Photographs and text copyright © 1967 and 2019 by David H. Lyman
That afternoon, the battalion arrived at what was to be our campsite and we began setting up. I found a spot for my two-man tent and made camp. I dug a drainage trench around my tent, to keep any rain from getting inside and soaking my nice, warm, down-filled sleeping bag. I had an extra pair of dry socks, a fresh tee-shirt and my “douche kit.” I was all set.
I pitched in to dig the latrine, a slit trench, what would serve as our public toilet. This was a ditch, a foot wide, 2 or 3 feet deep, by ten feet long—over which you straddled, your pants and skivvies down around your knees, hoping for the best. Once done, you were required to shovel some of the loose dirt over your deposit. Revealing yourself over the slit trench was best done at night, for the privacy darkness
The first night we stood watch and waited for the enemy to attack. Nothing.

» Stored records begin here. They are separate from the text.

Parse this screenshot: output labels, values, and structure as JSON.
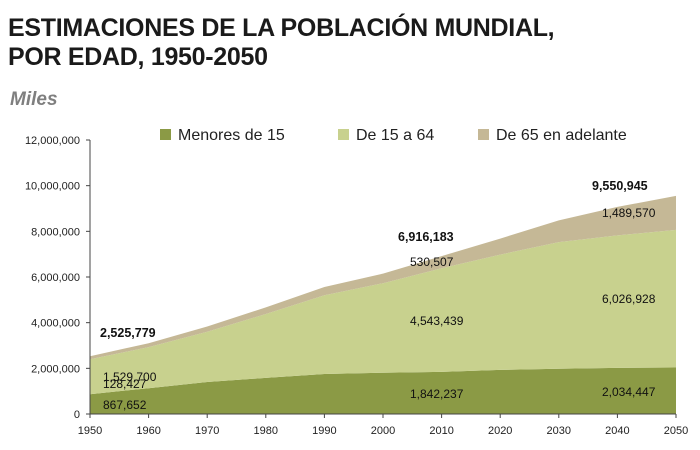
{
  "title_line1": "ESTIMACIONES DE LA POBLACIÓN MUNDIAL,",
  "title_line2": "POR EDAD, 1950-2050",
  "subtitle": "Miles",
  "chart_data": {
    "type": "area",
    "stacked": true,
    "title": "ESTIMACIONES DE LA POBLACIÓN MUNDIAL, POR EDAD, 1950-2050",
    "subtitle": "Miles",
    "x": [
      1950,
      1960,
      1970,
      1980,
      1990,
      2000,
      2010,
      2020,
      2030,
      2040,
      2050
    ],
    "xlim": [
      1950,
      2050
    ],
    "ylim": [
      0,
      12000000
    ],
    "yticks": [
      0,
      2000000,
      4000000,
      6000000,
      8000000,
      10000000,
      12000000
    ],
    "ytick_labels": [
      "0",
      "2,000,000",
      "4,000,000",
      "6,000,000",
      "8,000,000",
      "10,000,000",
      "12,000,000"
    ],
    "legend_position": "top",
    "series": [
      {
        "name": "Menores de 15",
        "color": "#8b9a45",
        "values": [
          867652,
          1130000,
          1400000,
          1580000,
          1750000,
          1810000,
          1842237,
          1930000,
          1980000,
          2020000,
          2034447
        ]
      },
      {
        "name": "De 15 a 64",
        "color": "#c8d18e",
        "values": [
          1529700,
          1800000,
          2200000,
          2800000,
          3450000,
          3920000,
          4543439,
          5050000,
          5550000,
          5800000,
          6026928
        ]
      },
      {
        "name": "De 65 en adelante",
        "color": "#c5b896",
        "values": [
          128427,
          170000,
          230000,
          290000,
          360000,
          420000,
          530507,
          700000,
          950000,
          1250000,
          1489570
        ]
      }
    ],
    "annotations": [
      {
        "x": 1950,
        "series": "total",
        "text": "2,525,779"
      },
      {
        "x": 1950,
        "series": "De 65 en adelante",
        "text": "128,427"
      },
      {
        "x": 1950,
        "series": "De 15 a 64",
        "text": "1,529,700"
      },
      {
        "x": 1950,
        "series": "Menores de 15",
        "text": "867,652"
      },
      {
        "x": 2010,
        "series": "total",
        "text": "6,916,183"
      },
      {
        "x": 2010,
        "series": "De 65 en adelante",
        "text": "530,507"
      },
      {
        "x": 2010,
        "series": "De 15 a 64",
        "text": "4,543,439"
      },
      {
        "x": 2010,
        "series": "Menores de 15",
        "text": "1,842,237"
      },
      {
        "x": 2050,
        "series": "total",
        "text": "9,550,945"
      },
      {
        "x": 2050,
        "series": "De 65 en adelante",
        "text": "1,489,570"
      },
      {
        "x": 2050,
        "series": "De 15 a 64",
        "text": "6,026,928"
      },
      {
        "x": 2050,
        "series": "Menores de 15",
        "text": "2,034,447"
      }
    ]
  }
}
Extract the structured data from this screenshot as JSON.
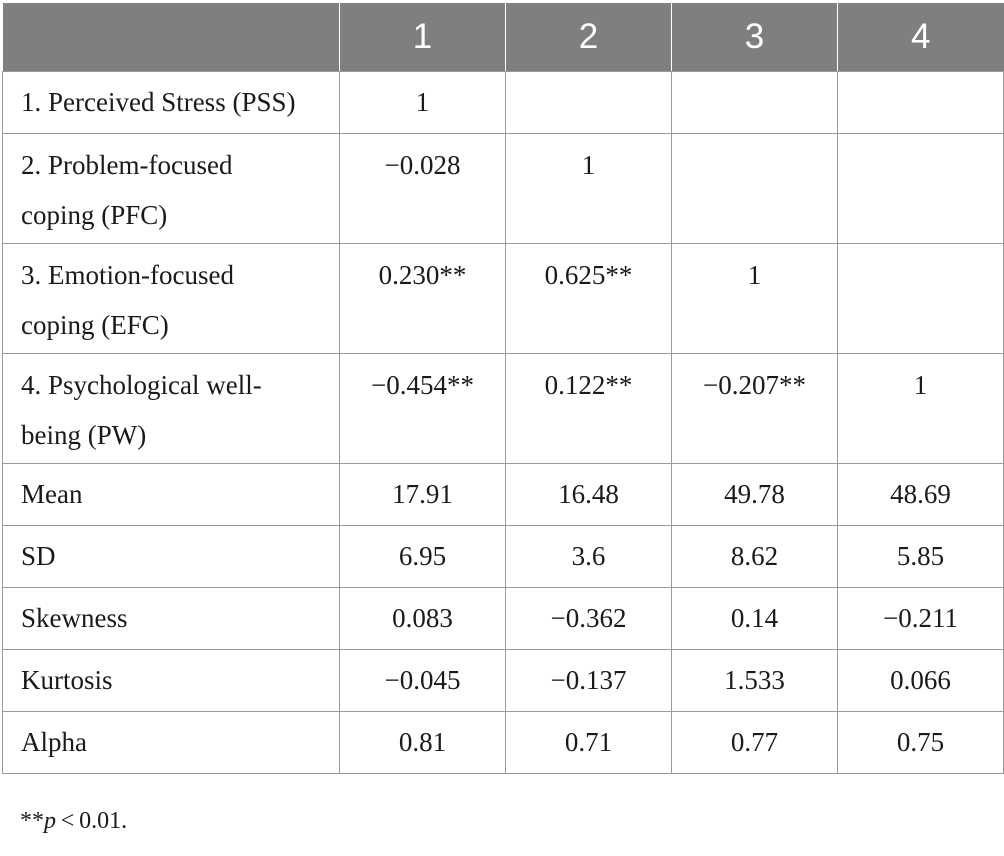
{
  "table": {
    "header": [
      "",
      "1",
      "2",
      "3",
      "4"
    ],
    "rows": [
      {
        "label": "1. Perceived Stress (PSS)",
        "values": [
          "1",
          "",
          "",
          ""
        ]
      },
      {
        "label_line1": "2. Problem-focused",
        "label_line2": "coping (PFC)",
        "values": [
          "−0.028",
          "1",
          "",
          ""
        ]
      },
      {
        "label_line1": "3. Emotion-focused",
        "label_line2": "coping (EFC)",
        "values": [
          "0.230**",
          "0.625**",
          "1",
          ""
        ]
      },
      {
        "label_line1": "4. Psychological well-",
        "label_line2": "being (PW)",
        "values": [
          "−0.454**",
          "0.122**",
          "−0.207**",
          "1"
        ]
      },
      {
        "label": "Mean",
        "values": [
          "17.91",
          "16.48",
          "49.78",
          "48.69"
        ]
      },
      {
        "label": "SD",
        "values": [
          "6.95",
          "3.6",
          "8.62",
          "5.85"
        ]
      },
      {
        "label": "Skewness",
        "values": [
          "0.083",
          "−0.362",
          "0.14",
          "−0.211"
        ]
      },
      {
        "label": "Kurtosis",
        "values": [
          "−0.045",
          "−0.137",
          "1.533",
          "0.066"
        ]
      },
      {
        "label": "Alpha",
        "values": [
          "0.81",
          "0.71",
          "0.77",
          "0.75"
        ]
      }
    ]
  },
  "note": {
    "stars": "**",
    "p": "p",
    "rest": " < 0.01."
  }
}
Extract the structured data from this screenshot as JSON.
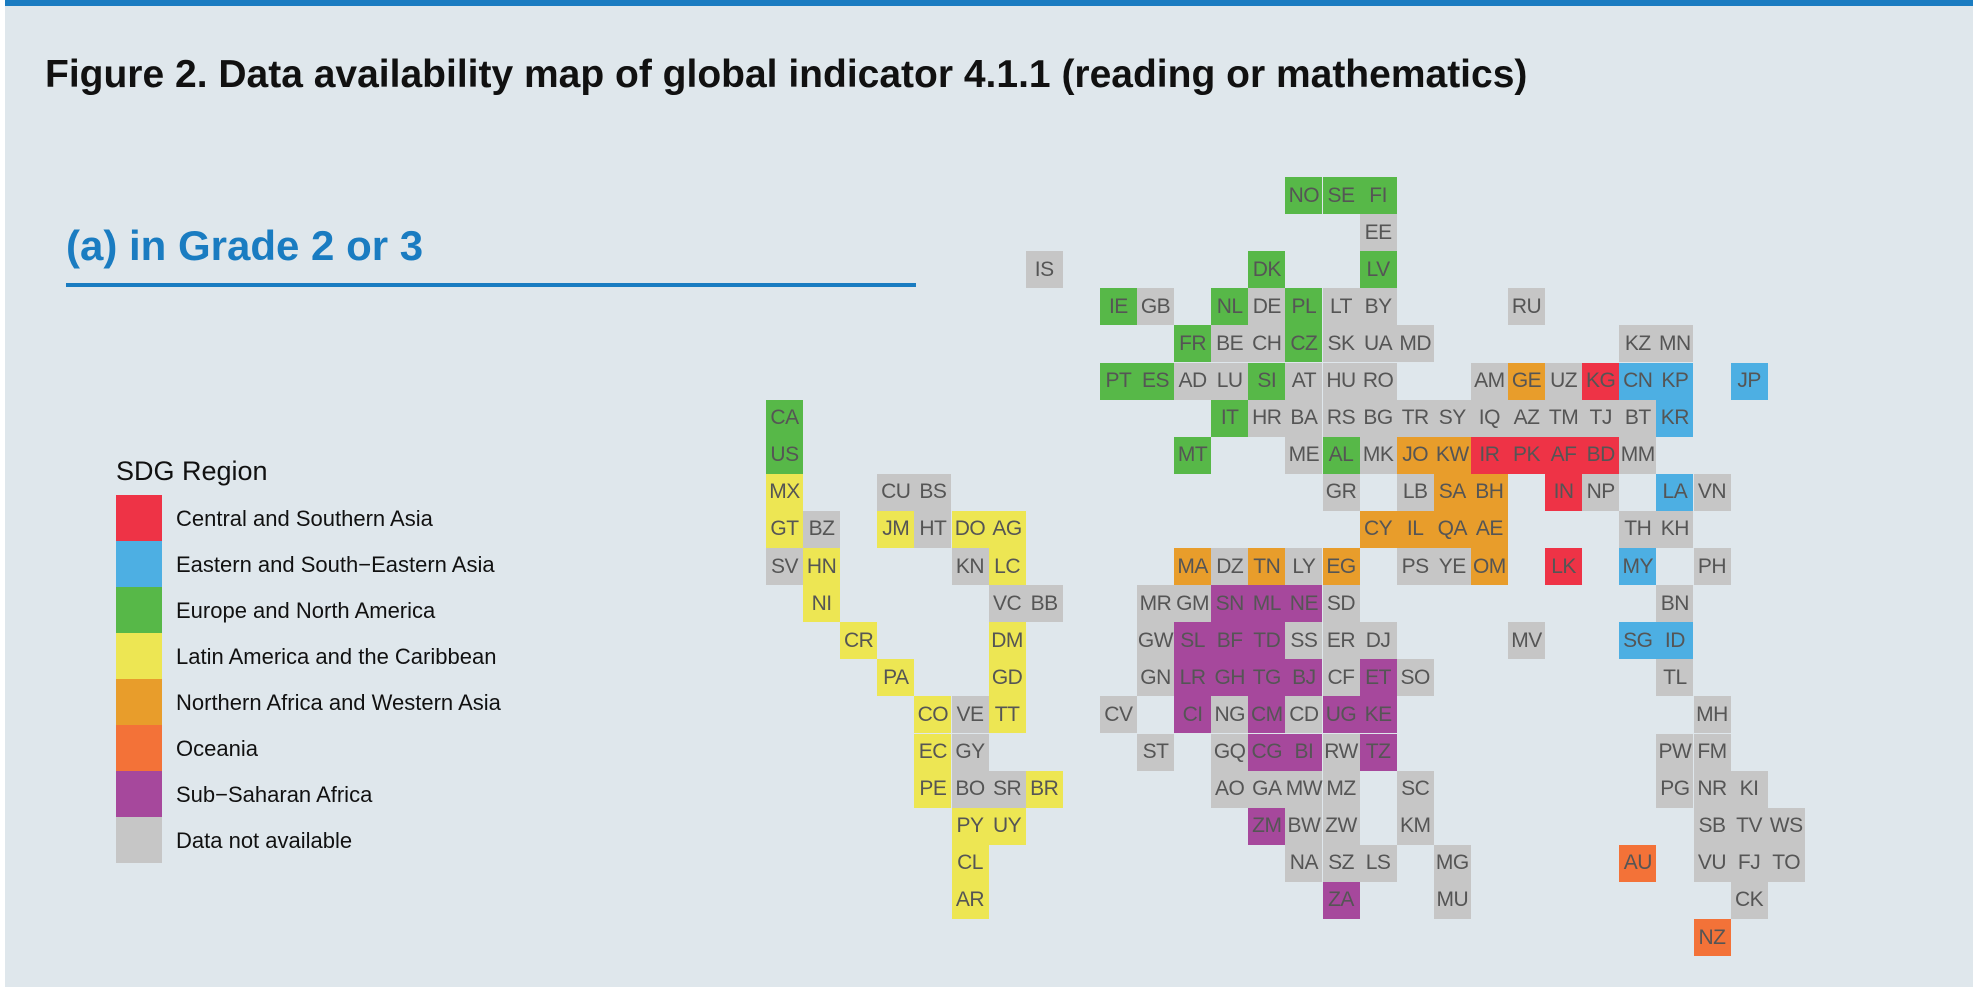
{
  "figure_title": "Figure 2. Data availability map of global indicator 4.1.1 (reading or mathematics)",
  "panel_title": "(a) in Grade 2 or 3",
  "legend": {
    "title": "SDG Region",
    "items": [
      {
        "key": "CSA",
        "label": "Central and Southern Asia",
        "color": "#ee3346"
      },
      {
        "key": "ESEA",
        "label": "Eastern and South−Eastern Asia",
        "color": "#4dafe3"
      },
      {
        "key": "ENA",
        "label": "Europe and North America",
        "color": "#57b848"
      },
      {
        "key": "LAC",
        "label": "Latin America and the Caribbean",
        "color": "#ede653"
      },
      {
        "key": "NAWA",
        "label": "Northern Africa and Western Asia",
        "color": "#e89d2b"
      },
      {
        "key": "OCE",
        "label": "Oceania",
        "color": "#f37238"
      },
      {
        "key": "SSA",
        "label": "Sub−Saharan Africa",
        "color": "#a6489c"
      },
      {
        "key": "NA",
        "label": "Data not available",
        "color": "#c6c6c6"
      }
    ]
  },
  "tiles": [
    [
      "NO",
      14,
      0,
      "ENA"
    ],
    [
      "SE",
      15,
      0,
      "ENA"
    ],
    [
      "FI",
      16,
      0,
      "ENA"
    ],
    [
      "EE",
      16,
      1,
      "NA"
    ],
    [
      "IS",
      7,
      2,
      "NA"
    ],
    [
      "DK",
      13,
      2,
      "ENA"
    ],
    [
      "LV",
      16,
      2,
      "ENA"
    ],
    [
      "IE",
      9,
      3,
      "ENA"
    ],
    [
      "GB",
      10,
      3,
      "NA"
    ],
    [
      "NL",
      12,
      3,
      "ENA"
    ],
    [
      "DE",
      13,
      3,
      "NA"
    ],
    [
      "PL",
      14,
      3,
      "ENA"
    ],
    [
      "LT",
      15,
      3,
      "NA"
    ],
    [
      "BY",
      16,
      3,
      "NA"
    ],
    [
      "RU",
      20,
      3,
      "NA"
    ],
    [
      "FR",
      11,
      4,
      "ENA"
    ],
    [
      "BE",
      12,
      4,
      "NA"
    ],
    [
      "CH",
      13,
      4,
      "NA"
    ],
    [
      "CZ",
      14,
      4,
      "ENA"
    ],
    [
      "SK",
      15,
      4,
      "NA"
    ],
    [
      "UA",
      16,
      4,
      "NA"
    ],
    [
      "MD",
      17,
      4,
      "NA"
    ],
    [
      "KZ",
      23,
      4,
      "NA"
    ],
    [
      "MN",
      24,
      4,
      "NA"
    ],
    [
      "PT",
      9,
      5,
      "ENA"
    ],
    [
      "ES",
      10,
      5,
      "ENA"
    ],
    [
      "AD",
      11,
      5,
      "NA"
    ],
    [
      "LU",
      12,
      5,
      "NA"
    ],
    [
      "SI",
      13,
      5,
      "ENA"
    ],
    [
      "AT",
      14,
      5,
      "NA"
    ],
    [
      "HU",
      15,
      5,
      "NA"
    ],
    [
      "RO",
      16,
      5,
      "NA"
    ],
    [
      "AM",
      19,
      5,
      "NA"
    ],
    [
      "GE",
      20,
      5,
      "NAWA"
    ],
    [
      "UZ",
      21,
      5,
      "NA"
    ],
    [
      "KG",
      22,
      5,
      "CSA"
    ],
    [
      "CN",
      23,
      5,
      "ESEA"
    ],
    [
      "KP",
      24,
      5,
      "ESEA"
    ],
    [
      "JP",
      26,
      5,
      "ESEA"
    ],
    [
      "CA",
      0,
      6,
      "ENA"
    ],
    [
      "IT",
      12,
      6,
      "ENA"
    ],
    [
      "HR",
      13,
      6,
      "NA"
    ],
    [
      "BA",
      14,
      6,
      "NA"
    ],
    [
      "RS",
      15,
      6,
      "NA"
    ],
    [
      "BG",
      16,
      6,
      "NA"
    ],
    [
      "TR",
      17,
      6,
      "NA"
    ],
    [
      "SY",
      18,
      6,
      "NA"
    ],
    [
      "IQ",
      19,
      6,
      "NA"
    ],
    [
      "AZ",
      20,
      6,
      "NA"
    ],
    [
      "TM",
      21,
      6,
      "NA"
    ],
    [
      "TJ",
      22,
      6,
      "NA"
    ],
    [
      "BT",
      23,
      6,
      "NA"
    ],
    [
      "KR",
      24,
      6,
      "ESEA"
    ],
    [
      "US",
      0,
      7,
      "ENA"
    ],
    [
      "MT",
      11,
      7,
      "ENA"
    ],
    [
      "ME",
      14,
      7,
      "NA"
    ],
    [
      "AL",
      15,
      7,
      "ENA"
    ],
    [
      "MK",
      16,
      7,
      "NA"
    ],
    [
      "JO",
      17,
      7,
      "NAWA"
    ],
    [
      "KW",
      18,
      7,
      "NAWA"
    ],
    [
      "IR",
      19,
      7,
      "CSA"
    ],
    [
      "PK",
      20,
      7,
      "CSA"
    ],
    [
      "AF",
      21,
      7,
      "CSA"
    ],
    [
      "BD",
      22,
      7,
      "CSA"
    ],
    [
      "MM",
      23,
      7,
      "NA"
    ],
    [
      "MX",
      0,
      8,
      "LAC"
    ],
    [
      "CU",
      3,
      8,
      "NA"
    ],
    [
      "BS",
      4,
      8,
      "NA"
    ],
    [
      "GR",
      15,
      8,
      "NA"
    ],
    [
      "LB",
      17,
      8,
      "NA"
    ],
    [
      "SA",
      18,
      8,
      "NAWA"
    ],
    [
      "BH",
      19,
      8,
      "NAWA"
    ],
    [
      "IN",
      21,
      8,
      "CSA"
    ],
    [
      "NP",
      22,
      8,
      "NA"
    ],
    [
      "LA",
      24,
      8,
      "ESEA"
    ],
    [
      "VN",
      25,
      8,
      "NA"
    ],
    [
      "GT",
      0,
      9,
      "LAC"
    ],
    [
      "BZ",
      1,
      9,
      "NA"
    ],
    [
      "JM",
      3,
      9,
      "LAC"
    ],
    [
      "HT",
      4,
      9,
      "NA"
    ],
    [
      "DO",
      5,
      9,
      "LAC"
    ],
    [
      "AG",
      6,
      9,
      "LAC"
    ],
    [
      "CY",
      16,
      9,
      "NAWA"
    ],
    [
      "IL",
      17,
      9,
      "NAWA"
    ],
    [
      "QA",
      18,
      9,
      "NAWA"
    ],
    [
      "AE",
      19,
      9,
      "NAWA"
    ],
    [
      "TH",
      23,
      9,
      "NA"
    ],
    [
      "KH",
      24,
      9,
      "NA"
    ],
    [
      "SV",
      0,
      10,
      "NA"
    ],
    [
      "HN",
      1,
      10,
      "LAC"
    ],
    [
      "KN",
      5,
      10,
      "NA"
    ],
    [
      "LC",
      6,
      10,
      "LAC"
    ],
    [
      "MA",
      11,
      10,
      "NAWA"
    ],
    [
      "DZ",
      12,
      10,
      "NA"
    ],
    [
      "TN",
      13,
      10,
      "NAWA"
    ],
    [
      "LY",
      14,
      10,
      "NA"
    ],
    [
      "EG",
      15,
      10,
      "NAWA"
    ],
    [
      "PS",
      17,
      10,
      "NA"
    ],
    [
      "YE",
      18,
      10,
      "NA"
    ],
    [
      "OM",
      19,
      10,
      "NAWA"
    ],
    [
      "LK",
      21,
      10,
      "CSA"
    ],
    [
      "MY",
      23,
      10,
      "ESEA"
    ],
    [
      "PH",
      25,
      10,
      "NA"
    ],
    [
      "NI",
      1,
      11,
      "LAC"
    ],
    [
      "VC",
      6,
      11,
      "NA"
    ],
    [
      "BB",
      7,
      11,
      "NA"
    ],
    [
      "MR",
      10,
      11,
      "NA"
    ],
    [
      "GM",
      11,
      11,
      "NA"
    ],
    [
      "SN",
      12,
      11,
      "SSA"
    ],
    [
      "ML",
      13,
      11,
      "SSA"
    ],
    [
      "NE",
      14,
      11,
      "SSA"
    ],
    [
      "SD",
      15,
      11,
      "NA"
    ],
    [
      "BN",
      24,
      11,
      "NA"
    ],
    [
      "CR",
      2,
      12,
      "LAC"
    ],
    [
      "DM",
      6,
      12,
      "LAC"
    ],
    [
      "GW",
      10,
      12,
      "NA"
    ],
    [
      "SL",
      11,
      12,
      "SSA"
    ],
    [
      "BF",
      12,
      12,
      "SSA"
    ],
    [
      "TD",
      13,
      12,
      "SSA"
    ],
    [
      "SS",
      14,
      12,
      "NA"
    ],
    [
      "ER",
      15,
      12,
      "NA"
    ],
    [
      "DJ",
      16,
      12,
      "NA"
    ],
    [
      "MV",
      20,
      12,
      "NA"
    ],
    [
      "SG",
      23,
      12,
      "ESEA"
    ],
    [
      "ID",
      24,
      12,
      "ESEA"
    ],
    [
      "PA",
      3,
      13,
      "LAC"
    ],
    [
      "GD",
      6,
      13,
      "LAC"
    ],
    [
      "GN",
      10,
      13,
      "NA"
    ],
    [
      "LR",
      11,
      13,
      "SSA"
    ],
    [
      "GH",
      12,
      13,
      "SSA"
    ],
    [
      "TG",
      13,
      13,
      "SSA"
    ],
    [
      "BJ",
      14,
      13,
      "SSA"
    ],
    [
      "CF",
      15,
      13,
      "NA"
    ],
    [
      "ET",
      16,
      13,
      "SSA"
    ],
    [
      "SO",
      17,
      13,
      "NA"
    ],
    [
      "TL",
      24,
      13,
      "NA"
    ],
    [
      "CO",
      4,
      14,
      "LAC"
    ],
    [
      "VE",
      5,
      14,
      "NA"
    ],
    [
      "TT",
      6,
      14,
      "LAC"
    ],
    [
      "CV",
      9,
      14,
      "NA"
    ],
    [
      "CI",
      11,
      14,
      "SSA"
    ],
    [
      "NG",
      12,
      14,
      "NA"
    ],
    [
      "CM",
      13,
      14,
      "SSA"
    ],
    [
      "CD",
      14,
      14,
      "NA"
    ],
    [
      "UG",
      15,
      14,
      "SSA"
    ],
    [
      "KE",
      16,
      14,
      "SSA"
    ],
    [
      "MH",
      25,
      14,
      "NA"
    ],
    [
      "EC",
      4,
      15,
      "LAC"
    ],
    [
      "GY",
      5,
      15,
      "NA"
    ],
    [
      "ST",
      10,
      15,
      "NA"
    ],
    [
      "GQ",
      12,
      15,
      "NA"
    ],
    [
      "CG",
      13,
      15,
      "SSA"
    ],
    [
      "BI",
      14,
      15,
      "SSA"
    ],
    [
      "RW",
      15,
      15,
      "NA"
    ],
    [
      "TZ",
      16,
      15,
      "SSA"
    ],
    [
      "PW",
      24,
      15,
      "NA"
    ],
    [
      "FM",
      25,
      15,
      "NA"
    ],
    [
      "PE",
      4,
      16,
      "LAC"
    ],
    [
      "BO",
      5,
      16,
      "NA"
    ],
    [
      "SR",
      6,
      16,
      "NA"
    ],
    [
      "BR",
      7,
      16,
      "LAC"
    ],
    [
      "AO",
      12,
      16,
      "NA"
    ],
    [
      "GA",
      13,
      16,
      "NA"
    ],
    [
      "MW",
      14,
      16,
      "NA"
    ],
    [
      "MZ",
      15,
      16,
      "NA"
    ],
    [
      "SC",
      17,
      16,
      "NA"
    ],
    [
      "PG",
      24,
      16,
      "NA"
    ],
    [
      "NR",
      25,
      16,
      "NA"
    ],
    [
      "KI",
      26,
      16,
      "NA"
    ],
    [
      "PY",
      5,
      17,
      "LAC"
    ],
    [
      "UY",
      6,
      17,
      "LAC"
    ],
    [
      "ZM",
      13,
      17,
      "SSA"
    ],
    [
      "BW",
      14,
      17,
      "NA"
    ],
    [
      "ZW",
      15,
      17,
      "NA"
    ],
    [
      "KM",
      17,
      17,
      "NA"
    ],
    [
      "SB",
      25,
      17,
      "NA"
    ],
    [
      "TV",
      26,
      17,
      "NA"
    ],
    [
      "WS",
      27,
      17,
      "NA"
    ],
    [
      "CL",
      5,
      18,
      "LAC"
    ],
    [
      "NA",
      14,
      18,
      "NA"
    ],
    [
      "SZ",
      15,
      18,
      "NA"
    ],
    [
      "LS",
      16,
      18,
      "NA"
    ],
    [
      "MG",
      18,
      18,
      "NA"
    ],
    [
      "AU",
      23,
      18,
      "OCE"
    ],
    [
      "VU",
      25,
      18,
      "NA"
    ],
    [
      "FJ",
      26,
      18,
      "NA"
    ],
    [
      "TO",
      27,
      18,
      "NA"
    ],
    [
      "AR",
      5,
      19,
      "LAC"
    ],
    [
      "ZA",
      15,
      19,
      "SSA"
    ],
    [
      "MU",
      18,
      19,
      "NA"
    ],
    [
      "CK",
      26,
      19,
      "NA"
    ],
    [
      "NZ",
      25,
      20,
      "OCE"
    ]
  ]
}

Our camp site had the air of a circus setting up. There was a perimeter to establish, machine gun nests to build, the EEGs and the RM’s, strung communications wire through the trees from the CP, (Command Post) to Alpha Company’s machine gunners, who were busy digging in and setting up their .60 caliber machines. The rest of us dug foxholes, unloading trucks and stacking supplies. The cooks set up a field kitchen and began preparing to feed us. We ate C-rats for lunch. There was no shower, and you had to shave holding a mirror in one hand, the razor in the other, your steel helmet full of cold water hanging from its strap on your tent pole.